Frequency of a solution to a PDE

Question

Why is the frequency of $u=\sum_{n=1}^{\infty}B_n$sin$(n\pi x/L)$cos($n^2 \pi^2ct/L)$ equal to the coefficent of $t$ with $L>0,c$ constants, i.e

Why is it proportional to $n^2$?

Answer 1

Quite simply, the instantaneous radian frequency of a harmonic vibration is the time derivative of the argument of the cosine or sine (or complex exponential) describing the vibration. This is the definition for what we mean by frequency.

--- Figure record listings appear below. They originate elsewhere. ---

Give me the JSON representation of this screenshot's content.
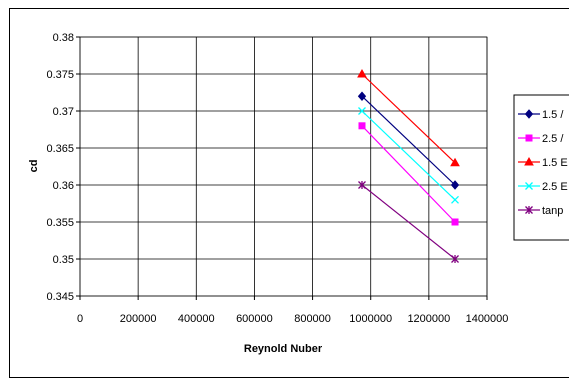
{
  "chart_data": {
    "type": "line",
    "xlabel": "Reynold Nuber",
    "ylabel": "cd",
    "xlim": [
      0,
      1400000
    ],
    "ylim": [
      0.345,
      0.38
    ],
    "x_ticks": [
      "0",
      "200000",
      "400000",
      "600000",
      "800000",
      "1000000",
      "1200000",
      "1400000"
    ],
    "y_ticks": [
      "0.345",
      "0.35",
      "0.355",
      "0.36",
      "0.365",
      "0.37",
      "0.375",
      "0.38"
    ],
    "grid": "on",
    "legend_position": "right",
    "series": [
      {
        "name": "1.5 /",
        "color": "#000080",
        "marker": "diamond",
        "x": [
          970000,
          1290000
        ],
        "y": [
          0.372,
          0.36
        ]
      },
      {
        "name": "2.5 /",
        "color": "#FF00FF",
        "marker": "square",
        "x": [
          970000,
          1290000
        ],
        "y": [
          0.368,
          0.355
        ]
      },
      {
        "name": "1.5 E",
        "color": "#FF0000",
        "marker": "triangle",
        "x": [
          970000,
          1290000
        ],
        "y": [
          0.375,
          0.363
        ]
      },
      {
        "name": "2.5 E",
        "color": "#00FFFF",
        "marker": "x",
        "x": [
          970000,
          1290000
        ],
        "y": [
          0.37,
          0.358
        ]
      },
      {
        "name": "tanp",
        "color": "#800080",
        "marker": "star",
        "x": [
          970000,
          1290000
        ],
        "y": [
          0.36,
          0.35
        ]
      }
    ]
  }
}
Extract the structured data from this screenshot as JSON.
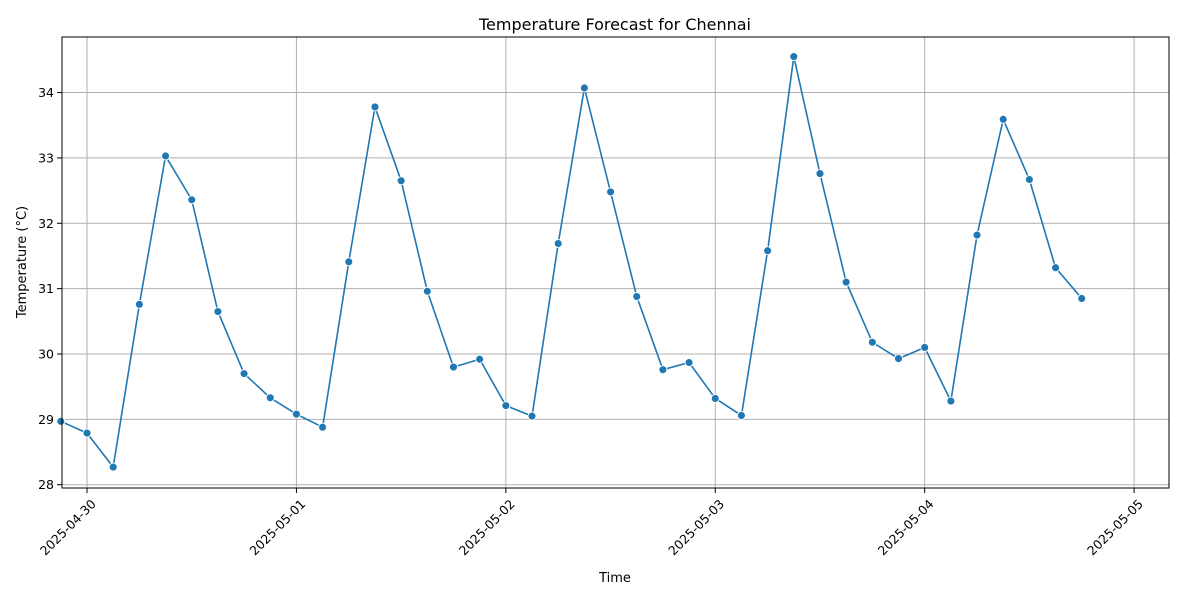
{
  "chart_data": {
    "type": "line",
    "title": "Temperature Forecast for Chennai",
    "xlabel": "Time",
    "ylabel": "Temperature (°C)",
    "x_ticks": [
      "2025-04-30",
      "2025-05-01",
      "2025-05-02",
      "2025-05-03",
      "2025-05-04",
      "2025-05-05"
    ],
    "y_ticks": [
      28,
      29,
      30,
      31,
      32,
      33,
      34
    ],
    "xlim": [
      "2025-04-29 21:08",
      "2025-05-05 04:00"
    ],
    "ylim": [
      27.95,
      34.85
    ],
    "grid": true,
    "color": "#1f77b4",
    "x": [
      "2025-04-29 21:00",
      "2025-04-30 00:00",
      "2025-04-30 03:00",
      "2025-04-30 06:00",
      "2025-04-30 09:00",
      "2025-04-30 12:00",
      "2025-04-30 15:00",
      "2025-04-30 18:00",
      "2025-04-30 21:00",
      "2025-05-01 00:00",
      "2025-05-01 03:00",
      "2025-05-01 06:00",
      "2025-05-01 09:00",
      "2025-05-01 12:00",
      "2025-05-01 15:00",
      "2025-05-01 18:00",
      "2025-05-01 21:00",
      "2025-05-02 00:00",
      "2025-05-02 03:00",
      "2025-05-02 06:00",
      "2025-05-02 09:00",
      "2025-05-02 12:00",
      "2025-05-02 15:00",
      "2025-05-02 18:00",
      "2025-05-02 21:00",
      "2025-05-03 00:00",
      "2025-05-03 03:00",
      "2025-05-03 06:00",
      "2025-05-03 09:00",
      "2025-05-03 12:00",
      "2025-05-03 15:00",
      "2025-05-03 18:00",
      "2025-05-03 21:00",
      "2025-05-04 00:00",
      "2025-05-04 03:00",
      "2025-05-04 06:00",
      "2025-05-04 09:00",
      "2025-05-04 12:00",
      "2025-05-04 15:00",
      "2025-05-04 18:00"
    ],
    "values": [
      28.97,
      28.79,
      28.27,
      30.76,
      33.03,
      32.36,
      30.65,
      29.7,
      29.33,
      29.08,
      28.88,
      31.41,
      33.78,
      32.65,
      30.96,
      29.8,
      29.92,
      29.21,
      29.05,
      31.69,
      34.07,
      32.48,
      30.88,
      29.76,
      29.87,
      29.32,
      29.06,
      31.58,
      34.55,
      32.76,
      31.1,
      30.18,
      29.93,
      30.1,
      29.28,
      31.82,
      33.59,
      32.67,
      31.32,
      30.85
    ]
  }
}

In your case, the time dependence for the $n^\text{th}$ mode is

$$ T_n(t) = \cos(\phi_n(t)) $$ with $$ \phi_n(t)=n^2\pi^2 ct/L $$ Now we apply the definition of instantaneous radian frequency: $$ \omega_n(t) = \phi_n'(t) = n^2\pi^2c/L $$

This is why the frequency is the coefficient that goes with $t$; it's defined as $\frac{d}{dt}$ of the argument and that operation gives the coefficient in front of any terms linear in $t$. Finally, as to why it is proportional to $n^2$ (instead of $n$ like the normal wave equation): this is not the wave equation, so why would you expect it to have the same properties as it? The extra derivatives in space (compared to the wave equation) causes this "extra" factor of $n$ to appear in the frequency when compared to the wavenumber.